In the literature, techniques such as pipelining and wave-pipelining (WP) are proposed for increasing the operating frequency of a digital circuit. In general, use of pipelining results in higher speed at the cost of increase in the area and clock routing complexity. On the other hand, use of WP results in less clock routing complexity and less area but enables the digital circuit to be operated only at moderate speeds. In this paper, a hybrid wave-pipelining scheme is proposed to get the benefits of both pipelining and WP techniques. Major contributions of this paper are: proposal for the implementation of 2D DWT using lifting scheme by adopting the hybrid wave-pipelining and proposal for the automation of the choice of clock frequency and clock skew between the input and output registers of wave-pipelined circuit using built in self test (BIST) and system-on-chip (SOC) approaches. In the hybrid scheme, different lifting blocks are interconnected using pipelining registers and the individual blocks are implemented using WP. For the purpose of evaluating the superiority of the schemes proposed in this paper, the system for the computation of one level 2D DWT is implemented using the following techniques: pipelining, non-pipelining and hybrid wave-pipelining.
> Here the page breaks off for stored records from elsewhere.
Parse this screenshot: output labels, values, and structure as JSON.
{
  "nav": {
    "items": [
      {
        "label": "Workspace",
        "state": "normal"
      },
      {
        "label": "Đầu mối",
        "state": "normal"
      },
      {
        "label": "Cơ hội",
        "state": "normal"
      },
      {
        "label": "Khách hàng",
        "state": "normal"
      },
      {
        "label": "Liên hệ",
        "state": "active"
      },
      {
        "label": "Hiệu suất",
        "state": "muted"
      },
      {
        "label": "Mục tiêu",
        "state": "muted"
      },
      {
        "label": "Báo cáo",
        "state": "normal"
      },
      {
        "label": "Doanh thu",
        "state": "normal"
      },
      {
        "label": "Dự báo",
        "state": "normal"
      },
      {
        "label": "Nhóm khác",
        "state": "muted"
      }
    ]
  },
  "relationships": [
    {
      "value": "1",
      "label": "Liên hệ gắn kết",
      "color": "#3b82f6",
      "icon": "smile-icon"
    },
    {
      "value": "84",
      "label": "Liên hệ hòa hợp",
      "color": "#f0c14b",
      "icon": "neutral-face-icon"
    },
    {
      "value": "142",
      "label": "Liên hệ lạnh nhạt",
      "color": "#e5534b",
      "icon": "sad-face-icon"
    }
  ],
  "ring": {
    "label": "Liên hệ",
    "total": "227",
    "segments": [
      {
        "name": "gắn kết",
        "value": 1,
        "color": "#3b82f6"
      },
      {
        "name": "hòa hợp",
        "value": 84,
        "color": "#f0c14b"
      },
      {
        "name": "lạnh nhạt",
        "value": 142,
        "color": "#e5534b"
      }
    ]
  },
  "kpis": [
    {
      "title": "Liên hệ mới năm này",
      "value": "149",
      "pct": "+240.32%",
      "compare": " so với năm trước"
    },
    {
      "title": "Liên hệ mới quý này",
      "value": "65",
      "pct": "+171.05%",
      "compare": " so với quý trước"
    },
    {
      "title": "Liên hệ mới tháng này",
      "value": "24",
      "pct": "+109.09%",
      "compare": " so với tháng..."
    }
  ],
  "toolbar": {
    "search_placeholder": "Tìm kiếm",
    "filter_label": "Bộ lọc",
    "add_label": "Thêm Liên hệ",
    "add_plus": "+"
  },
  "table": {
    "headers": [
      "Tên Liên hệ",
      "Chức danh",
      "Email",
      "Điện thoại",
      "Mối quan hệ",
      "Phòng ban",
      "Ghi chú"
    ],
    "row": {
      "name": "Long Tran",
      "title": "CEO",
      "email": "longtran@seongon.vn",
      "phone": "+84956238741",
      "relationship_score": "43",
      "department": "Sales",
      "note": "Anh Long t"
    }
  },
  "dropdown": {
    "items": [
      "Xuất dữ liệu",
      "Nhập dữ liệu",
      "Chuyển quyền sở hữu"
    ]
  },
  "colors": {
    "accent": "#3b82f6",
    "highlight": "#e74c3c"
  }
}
The BIST approach is used for the implementation on Xilinx Spartan-II device. The SOC approach is adopted for implementation on Altera and Xilinx field programmable gate arrays (FPGAs) based SOC kits with Nios II or Micro blaze soft-core processors. From the implementation results, it is verified that the hybrid WP circuit is faster than non-pipelined circuit by a factor of 1.25–1.39. The pipelined circuit is in turn faster than the hybrid wave-pipelined circuit by a factor of 1.15–1.38 and this is achieved with the increase in the number of registers by a factor of 1.79–3.15 and increase in the number of LEs by a factor of 1.11–1.65. The soft-core processor based automation scheme has considerably reduced the effort required for the design and testing of the hybrid wave-pipelined circuit. The techniques proposed in this paper, are also applicable for ASICs. The optimization schemes proposed in this paper are also applicable for the computation of other image transforms such as DCT, DHT.